A Argentina tem sido extremamente partícipe do processo. Nós, do Mercosul, estamos em fase de compatibilização das ofertas. Vamos fazer reunião dia 7, em Montevidéu, e estou plenamente convencido de que estará tudo pronto no fim de março.

O que vai ocorrer com o senador boliviano Roger Molina, asilado no Brasil?
O Conare [Comitê Nacional para os Refugiados] está examinando o caso, e eu acompanho com interesse, mas vamos ver.

Qual o papel do Itamaraty no caso Henrique Pizzolato?
Ao Itamaraty cabe encaminhar o pedido de extradição às autoridades italianas, coisa que já fizemos.

Depois do discurso de Obama e da ida do sr. ao Departamento de Estado, o que falta para a presidente Dilma ir aos EUA?
Não comentarei tratativas desse tema. A presidente tratou do assunto [do monitoramento] com o presidente Obama e na ONU, enquanto estamos tomando iniciativas, como a resolução da Assembleia Geral, feita pelo Brasil e pela Alemanha, sobre o direito à privacidade na era digital. E vamos ter, em abril, em São Paulo, uma conferência multissetorial, com governos, empresas e representantes de vários setores, sobre governança na internet.

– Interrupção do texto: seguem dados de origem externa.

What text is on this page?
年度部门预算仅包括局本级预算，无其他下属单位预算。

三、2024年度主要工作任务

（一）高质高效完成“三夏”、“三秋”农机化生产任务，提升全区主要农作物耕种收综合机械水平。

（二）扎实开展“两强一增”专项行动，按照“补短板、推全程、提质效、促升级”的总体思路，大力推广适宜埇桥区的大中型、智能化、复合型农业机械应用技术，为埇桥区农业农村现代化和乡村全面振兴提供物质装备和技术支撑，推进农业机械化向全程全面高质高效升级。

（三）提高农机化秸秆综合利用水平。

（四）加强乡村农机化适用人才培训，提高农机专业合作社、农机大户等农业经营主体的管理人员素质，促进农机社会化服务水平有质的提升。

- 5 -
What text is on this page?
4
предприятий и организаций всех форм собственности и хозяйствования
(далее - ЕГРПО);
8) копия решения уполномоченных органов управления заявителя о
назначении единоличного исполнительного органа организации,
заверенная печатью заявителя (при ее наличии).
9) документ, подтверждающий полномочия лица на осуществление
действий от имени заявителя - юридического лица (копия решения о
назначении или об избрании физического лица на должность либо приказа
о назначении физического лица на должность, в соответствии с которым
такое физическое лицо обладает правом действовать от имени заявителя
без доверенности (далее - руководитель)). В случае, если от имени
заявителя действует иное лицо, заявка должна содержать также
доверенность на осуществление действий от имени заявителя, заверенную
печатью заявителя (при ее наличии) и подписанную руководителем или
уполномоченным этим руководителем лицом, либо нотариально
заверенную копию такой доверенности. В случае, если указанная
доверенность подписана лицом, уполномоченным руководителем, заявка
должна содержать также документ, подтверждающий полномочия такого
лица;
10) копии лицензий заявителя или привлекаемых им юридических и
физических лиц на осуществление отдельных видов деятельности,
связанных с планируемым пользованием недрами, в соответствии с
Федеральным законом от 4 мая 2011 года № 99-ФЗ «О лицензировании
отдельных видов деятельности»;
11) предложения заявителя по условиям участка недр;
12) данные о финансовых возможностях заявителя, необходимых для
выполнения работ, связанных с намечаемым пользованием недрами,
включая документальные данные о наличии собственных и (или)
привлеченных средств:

Por que o Brasil não concede asilo a Edward Snowden?
Nunca foi pedido esse asilo. Houve uma circular de uma ONG para vários países pedindo asilo para ele. Não dissemos não. Nem sequer sabíamos se o pedido da ONG partia dele. Numa conversa com a embaixadora [dos EUA no Brasil, Liliana Ayalde], o assunto surgiu e eu disse: "Olha, o caso não se coloca. Não tivemos nenhum pedido de asilo e, portanto, não vamos considerar".

O Brasil tem condições de pagar em torno de R$ 55 mil por mês de aluguel só para um dos dois embaixadores em Nova York? E para quê?
A residência do embaixador em Nova York é um próprio nacional e a do embaixador alterno, essa sim, é alugada e não tem nada de suntuoso. Porém, os preços em Nova York são muito salgados. Ele teve dificuldade em encontrar um imóvel perto da ONU, porque eram muito caros, e foi para o outro lado da cidade. Lá, as celebridades moram na ilha inteira. Quando jovem, morei lá num apartamento modesto de dois quartos e vivia no mesmo prédio o [ator] Anthony Quinn.